There are more unhealthy restaurants in poor neighborhoods than not, meaning your money is not only wasted, but it's working against your well being. People living below or close to the poverty level are at greater risk for obesity than those who have plenty, and in general, obesity slows you down, contributes to illness and deprives you of energy. All of that will work against you as you try and work your way up.

Don't Shop At Convenience Stores

These little corner shops are also more prevalent in poorer neighborhoods, however, the only thing convenient about them is location. You're going to pay, on average, much more than at the grocery store. Lobbyists for convenience stores are hard at work in Washington, making sure that the nation's poorest can easily make purchases at these places, but taking the time to get to a discount supermarket makes your food dollars last longer and avails your family to more nutritious options.
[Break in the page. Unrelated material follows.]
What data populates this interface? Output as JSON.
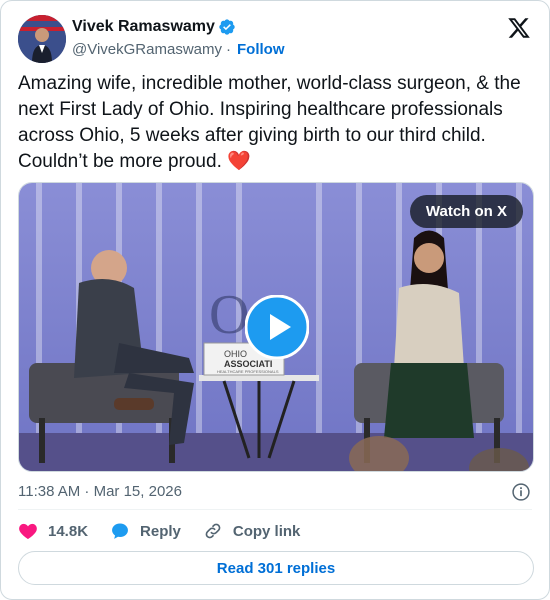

Don't Use Your Tax Refund For Instant Gratification

If you're eligible for a refund, do something positive with it. While it's very tempting to splurge on something expensive you wouldn't normally be able to afford, those refunds could add up to something more helpful. Get in the habit of stashing extra cash, and learn how to make it work for you. That money could eventually help you qualify for a mortgage or help pay for your child's college.

Even if your kids have gone without at birthdays and holidays, saving for their future is more beneficial than giving them a gaming system in the present. Put the money away and don't think of it as cash on hand, think of it as hard at work for your family's well being later.

Pay Bills On Time

Most bills that are not paid on time impose some kind of fee, and that adds up to a significant waste of money. It also leaves a scar on your credit report. Not to mention that queasiness you feel because you have bill collectors hanging over your head all the time. Meet your financial obligations as they come in, prioritizing all spending towards them and you'll be able to keep more of your money and sleep better at night.

Hit The Public Library

Spend an afternoon reading and taking notes. Look into every book on how to manage finances while coordinating a happy household. Every dollar you don't waste can be used for something productive, possibly putting kids through college who can then break the cycle of poverty.

There are also public services that offer free financial planning, and money advisers who work pro bono. Even if you have to pay for an appointment with a financial planner at a site like, what you learn is invaluable toward improving your future.

Watch Out For Businesses That Prey On Poverty

While it may sound illogical for someone to try and rob you when you're living at or below the poverty level, when a group of people are targeted en mass, it makes sense. Pawn shops, for example, make money off everyone in the area who can't pay rent on time and must find creative ways to raise money. Check-cashing operations, too, prey on people who don't have the means to keep a savings or checking account going. Paying exorbitant fees to cash your check should be out of the question; over the course of a 52-week year, you'd pay a total of 286 dollars if they charged you five and a half at every cashing.

Avoid this cash trap by setting up a no-fee, no-minimum account. You won't face penalties or closing simply because you don't have a long in the bank. Having the account will also encourage savings, because you've got a safe place to put your money. Deposit checks from work, rather than cashing them and you've made leaps and bounds toward better financial management.

Making ends meet isn't a luxury in life afforded only to the wealthy, it's your right too. Start changing a few habits today, and see how much that change adds up to quickly.